Un décret pour clarifier le commerce équitable
Renaud Dutreil, ministre Commerce, a présenté hier en Conseil des ministres un projet de décret créant une commission nationale du commerce équitable (CNCE) et déterminant les critères de reconnaissance des personnes physiques ou morales se réclamant du commerce équitable qui pourront faire état publiquement de la mention «reconnu par la CNCE».
«J e salue l'action menée par le gouvernement pour accélérer le développement du commerce équitable, en donnant toutes les garanties aux consommateurs», a déclaré Jacques Chirac à l'issue de cette communication, se félicitant que la France devienne l'un des pays les plus avancés sur la question. Le commerce équitable, qui ne représente encore que 0,02% du commerce mondial, a atteint un volume d'affaires de 240 M Eur en 2004 en France. Ce marché a progressé de 50% en 2005 et ses parts de marchés peuvent atteindre 5% pour certains produits comme le café. Mais tout succès grandissant a son revers : « un nombre croissant de producteurs et de distributeurs se réclament du commerce équitable. Cependant, aucune garantie publique n'existe sur la légitimité du recours à cette appellation», a déclaré hier Renaud Dutreil. « En l'absence d'une telle garantie, les consommateurs risquent d'être trompés et finalement de se détourner du commerce équitable», a-t-il ajouté.
« Des risques importants de dévoiement »
Voilà pourquoi son prédécesseur Christian Jacob a établi une loi le 2 août 2005 créant la CNCE. Après plusieurs mois de concertation avec les acteurs du commerce équitable, le décret définissant les conditions de reconnaissance du commerce équitable va être transmis au conseil d'Etat. Sa publication, accompagnée d'une circulaire d'application, devrait intervenir avant l'été.

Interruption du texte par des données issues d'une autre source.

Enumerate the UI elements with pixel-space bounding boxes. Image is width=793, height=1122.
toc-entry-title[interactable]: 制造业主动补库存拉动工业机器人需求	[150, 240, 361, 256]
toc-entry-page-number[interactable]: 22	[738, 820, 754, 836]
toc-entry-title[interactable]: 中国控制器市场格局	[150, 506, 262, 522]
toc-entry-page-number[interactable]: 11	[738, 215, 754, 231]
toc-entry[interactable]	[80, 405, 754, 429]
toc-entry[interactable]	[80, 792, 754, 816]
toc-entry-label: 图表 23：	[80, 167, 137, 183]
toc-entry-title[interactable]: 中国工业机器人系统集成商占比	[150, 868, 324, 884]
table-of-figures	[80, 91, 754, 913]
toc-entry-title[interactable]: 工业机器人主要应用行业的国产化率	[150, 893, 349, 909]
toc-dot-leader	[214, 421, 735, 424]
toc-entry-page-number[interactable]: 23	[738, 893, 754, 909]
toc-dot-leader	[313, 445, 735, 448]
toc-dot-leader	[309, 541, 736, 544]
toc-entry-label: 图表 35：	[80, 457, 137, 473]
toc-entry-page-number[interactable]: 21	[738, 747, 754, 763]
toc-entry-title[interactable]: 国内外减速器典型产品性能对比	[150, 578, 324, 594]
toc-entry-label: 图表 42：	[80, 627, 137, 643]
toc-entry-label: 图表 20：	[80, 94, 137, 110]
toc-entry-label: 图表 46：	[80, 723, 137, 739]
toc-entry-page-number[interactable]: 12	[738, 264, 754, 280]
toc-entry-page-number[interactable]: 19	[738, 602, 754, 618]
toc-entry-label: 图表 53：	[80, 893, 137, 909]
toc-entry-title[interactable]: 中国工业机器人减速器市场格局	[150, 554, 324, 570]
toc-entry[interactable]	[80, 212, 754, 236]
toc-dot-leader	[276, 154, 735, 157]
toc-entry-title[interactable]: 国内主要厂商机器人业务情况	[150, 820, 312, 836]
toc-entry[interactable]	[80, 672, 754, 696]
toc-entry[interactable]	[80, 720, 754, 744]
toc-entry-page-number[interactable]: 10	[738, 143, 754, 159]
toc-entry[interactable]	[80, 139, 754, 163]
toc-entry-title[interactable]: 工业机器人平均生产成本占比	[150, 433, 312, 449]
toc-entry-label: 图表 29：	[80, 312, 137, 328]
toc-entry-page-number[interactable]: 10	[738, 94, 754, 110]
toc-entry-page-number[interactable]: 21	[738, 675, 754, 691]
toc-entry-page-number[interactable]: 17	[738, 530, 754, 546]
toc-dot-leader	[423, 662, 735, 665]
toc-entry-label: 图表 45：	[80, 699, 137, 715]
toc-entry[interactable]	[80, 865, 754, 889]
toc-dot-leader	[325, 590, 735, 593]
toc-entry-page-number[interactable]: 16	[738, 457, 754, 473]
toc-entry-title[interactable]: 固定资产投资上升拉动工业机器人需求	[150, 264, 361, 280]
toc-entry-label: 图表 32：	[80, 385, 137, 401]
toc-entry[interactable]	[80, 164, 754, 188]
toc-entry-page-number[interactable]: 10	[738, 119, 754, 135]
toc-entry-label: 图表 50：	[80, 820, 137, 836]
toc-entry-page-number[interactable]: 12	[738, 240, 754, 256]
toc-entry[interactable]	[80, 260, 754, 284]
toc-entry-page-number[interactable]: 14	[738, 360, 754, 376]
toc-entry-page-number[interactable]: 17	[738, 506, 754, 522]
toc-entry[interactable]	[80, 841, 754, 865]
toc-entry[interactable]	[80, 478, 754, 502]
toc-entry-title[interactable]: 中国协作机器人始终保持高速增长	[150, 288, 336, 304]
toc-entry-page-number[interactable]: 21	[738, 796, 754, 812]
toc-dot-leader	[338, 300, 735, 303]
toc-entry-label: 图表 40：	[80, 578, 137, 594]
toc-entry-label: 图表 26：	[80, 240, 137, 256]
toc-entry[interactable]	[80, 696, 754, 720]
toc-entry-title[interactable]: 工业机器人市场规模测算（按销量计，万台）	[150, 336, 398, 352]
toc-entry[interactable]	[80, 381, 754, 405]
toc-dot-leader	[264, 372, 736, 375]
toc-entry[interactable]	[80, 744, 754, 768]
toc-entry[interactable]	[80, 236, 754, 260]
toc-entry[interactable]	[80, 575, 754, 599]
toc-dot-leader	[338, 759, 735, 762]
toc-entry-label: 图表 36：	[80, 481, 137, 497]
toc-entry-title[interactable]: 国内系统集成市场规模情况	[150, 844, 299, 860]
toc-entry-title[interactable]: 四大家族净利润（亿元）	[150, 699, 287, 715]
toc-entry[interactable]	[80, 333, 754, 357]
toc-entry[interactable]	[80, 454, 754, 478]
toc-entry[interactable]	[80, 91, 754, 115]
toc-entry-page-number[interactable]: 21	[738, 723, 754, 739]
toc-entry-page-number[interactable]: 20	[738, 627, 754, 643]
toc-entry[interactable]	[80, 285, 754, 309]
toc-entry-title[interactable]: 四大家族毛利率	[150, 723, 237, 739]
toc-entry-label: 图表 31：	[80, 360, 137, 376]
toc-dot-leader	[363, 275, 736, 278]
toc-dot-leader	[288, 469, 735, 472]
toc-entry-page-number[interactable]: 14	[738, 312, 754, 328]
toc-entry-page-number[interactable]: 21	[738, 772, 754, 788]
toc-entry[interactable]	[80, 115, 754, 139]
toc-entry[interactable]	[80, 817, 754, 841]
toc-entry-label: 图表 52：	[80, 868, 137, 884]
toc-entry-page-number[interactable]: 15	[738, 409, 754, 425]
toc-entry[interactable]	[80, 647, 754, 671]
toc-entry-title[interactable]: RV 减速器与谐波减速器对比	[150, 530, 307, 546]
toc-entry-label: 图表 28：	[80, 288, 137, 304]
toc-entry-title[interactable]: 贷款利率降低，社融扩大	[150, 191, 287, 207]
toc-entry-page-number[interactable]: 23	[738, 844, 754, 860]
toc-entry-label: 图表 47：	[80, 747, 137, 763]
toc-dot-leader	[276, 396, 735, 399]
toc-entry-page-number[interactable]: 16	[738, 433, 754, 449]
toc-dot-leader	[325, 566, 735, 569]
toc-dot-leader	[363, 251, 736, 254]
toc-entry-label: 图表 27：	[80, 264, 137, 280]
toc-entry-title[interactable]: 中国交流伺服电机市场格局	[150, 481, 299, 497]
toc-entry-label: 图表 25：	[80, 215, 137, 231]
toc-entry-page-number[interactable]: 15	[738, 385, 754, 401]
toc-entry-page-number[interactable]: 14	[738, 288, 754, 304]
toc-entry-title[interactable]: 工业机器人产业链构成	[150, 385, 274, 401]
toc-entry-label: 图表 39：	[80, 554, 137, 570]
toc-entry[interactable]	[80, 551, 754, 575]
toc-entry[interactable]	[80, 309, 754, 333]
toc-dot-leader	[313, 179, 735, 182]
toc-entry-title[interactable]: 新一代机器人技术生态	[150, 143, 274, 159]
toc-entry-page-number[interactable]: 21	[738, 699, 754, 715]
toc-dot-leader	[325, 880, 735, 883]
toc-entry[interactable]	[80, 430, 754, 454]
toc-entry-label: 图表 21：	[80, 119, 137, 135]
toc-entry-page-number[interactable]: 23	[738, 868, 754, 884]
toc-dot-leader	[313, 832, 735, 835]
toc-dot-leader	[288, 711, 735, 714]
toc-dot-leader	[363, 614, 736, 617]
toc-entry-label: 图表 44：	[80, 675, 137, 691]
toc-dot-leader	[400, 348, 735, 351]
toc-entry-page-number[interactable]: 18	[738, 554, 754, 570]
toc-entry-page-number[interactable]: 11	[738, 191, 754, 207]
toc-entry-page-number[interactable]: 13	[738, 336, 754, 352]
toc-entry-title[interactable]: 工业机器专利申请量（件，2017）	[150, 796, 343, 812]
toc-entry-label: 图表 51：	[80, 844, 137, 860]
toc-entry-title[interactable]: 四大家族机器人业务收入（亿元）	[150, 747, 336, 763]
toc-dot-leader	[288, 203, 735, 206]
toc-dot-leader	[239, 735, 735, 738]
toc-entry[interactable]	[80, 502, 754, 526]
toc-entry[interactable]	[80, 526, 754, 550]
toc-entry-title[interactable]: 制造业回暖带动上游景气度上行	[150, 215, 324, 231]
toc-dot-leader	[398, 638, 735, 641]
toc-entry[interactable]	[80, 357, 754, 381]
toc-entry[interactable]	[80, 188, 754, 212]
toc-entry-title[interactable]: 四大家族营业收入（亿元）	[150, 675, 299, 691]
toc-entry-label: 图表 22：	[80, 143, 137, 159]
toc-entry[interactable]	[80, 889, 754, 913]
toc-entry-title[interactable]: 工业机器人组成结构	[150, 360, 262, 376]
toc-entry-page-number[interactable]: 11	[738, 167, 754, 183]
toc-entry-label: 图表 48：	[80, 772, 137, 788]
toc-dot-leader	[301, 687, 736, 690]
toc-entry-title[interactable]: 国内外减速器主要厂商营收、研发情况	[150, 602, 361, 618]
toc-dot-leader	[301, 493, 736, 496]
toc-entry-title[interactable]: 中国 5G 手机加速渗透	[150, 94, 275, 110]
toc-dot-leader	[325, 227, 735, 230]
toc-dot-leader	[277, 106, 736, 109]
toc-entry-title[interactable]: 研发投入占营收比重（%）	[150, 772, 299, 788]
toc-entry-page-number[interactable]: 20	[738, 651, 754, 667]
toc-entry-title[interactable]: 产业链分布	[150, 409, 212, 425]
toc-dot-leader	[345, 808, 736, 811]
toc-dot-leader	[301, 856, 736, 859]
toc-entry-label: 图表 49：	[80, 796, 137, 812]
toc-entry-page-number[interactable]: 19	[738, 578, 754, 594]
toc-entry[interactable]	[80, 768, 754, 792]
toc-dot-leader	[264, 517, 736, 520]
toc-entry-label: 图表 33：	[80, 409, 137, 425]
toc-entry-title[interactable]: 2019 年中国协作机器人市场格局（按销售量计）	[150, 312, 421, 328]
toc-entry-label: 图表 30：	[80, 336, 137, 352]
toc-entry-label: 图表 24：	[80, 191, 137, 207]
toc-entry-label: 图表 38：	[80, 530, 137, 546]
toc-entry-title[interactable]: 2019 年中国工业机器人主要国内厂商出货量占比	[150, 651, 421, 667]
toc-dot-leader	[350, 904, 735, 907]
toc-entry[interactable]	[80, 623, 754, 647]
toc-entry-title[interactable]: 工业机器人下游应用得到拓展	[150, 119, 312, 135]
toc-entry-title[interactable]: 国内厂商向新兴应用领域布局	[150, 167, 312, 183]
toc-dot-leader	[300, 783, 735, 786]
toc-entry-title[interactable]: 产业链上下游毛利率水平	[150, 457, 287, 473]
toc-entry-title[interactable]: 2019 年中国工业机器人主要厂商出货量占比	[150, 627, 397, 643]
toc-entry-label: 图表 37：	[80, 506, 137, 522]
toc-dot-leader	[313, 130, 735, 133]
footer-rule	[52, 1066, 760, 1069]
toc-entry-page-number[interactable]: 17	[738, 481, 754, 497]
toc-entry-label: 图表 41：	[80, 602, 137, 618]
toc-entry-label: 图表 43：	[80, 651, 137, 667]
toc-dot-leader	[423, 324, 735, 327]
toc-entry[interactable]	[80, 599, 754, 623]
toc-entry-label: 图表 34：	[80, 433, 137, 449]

Des représentants d'association du commerce équitable ont exprimé hier leurs satisfations à voir ce texte prochainement publié, à quelques nuances près. « Sur certains points, les deux textes ne vont pas aussi loin que le texte de l'AFNOR (lire LM du 11/01/06) sur le commerce équitable mais ils présentent des éléments fondamentaux», a estimé Laurent Levard, délégué général des artisans du monde, faisant référence au critère de prix minimum et à la prise en compte des intérets des salariés.
Frédéric de Souza Santos, coordinateur de la plate-forme pour le commerce équitable qui regroupe plus de 30 associations, a aussi insisté sur les aspects opérationnels contenus dans le projet de circulaire comme le prix minimum mais aussi la prise en compte des critères de développement social et environnemental et l'objectif politique clairement établi du commerce équitable.
« Il existe des risques importants de dévoiement de la démarche, il en va de la crédibilité du commerce équitable. Les consommateurs ne doivent pas être déçus», a-t-il affirmé, précisant qu'il resterait vigilant sur le maintien des termes actuels du projet de circulaire. Victor Ferrera, président de Max Havelaar France s'est montré moins prolixe sur le sujet, estimant simplement que la commission aura pour but de reconnaître les organismes de garantie.
Le décret définit parmi les critères de reconnaissance sur lesquels devra se fonder la commission : l'objectif d'améliorer les conditions de vie des producteurs, la mise en place d'actions de sensibilisation du public, la transparence, l'existence d'un système de contrôle des conditions du commerce équitable dans les pays en voie de développement, les contrôles effectués auprès des importateurs sur les conditions minimales de prix d'achat, la continuité et le préfinancement des commandes.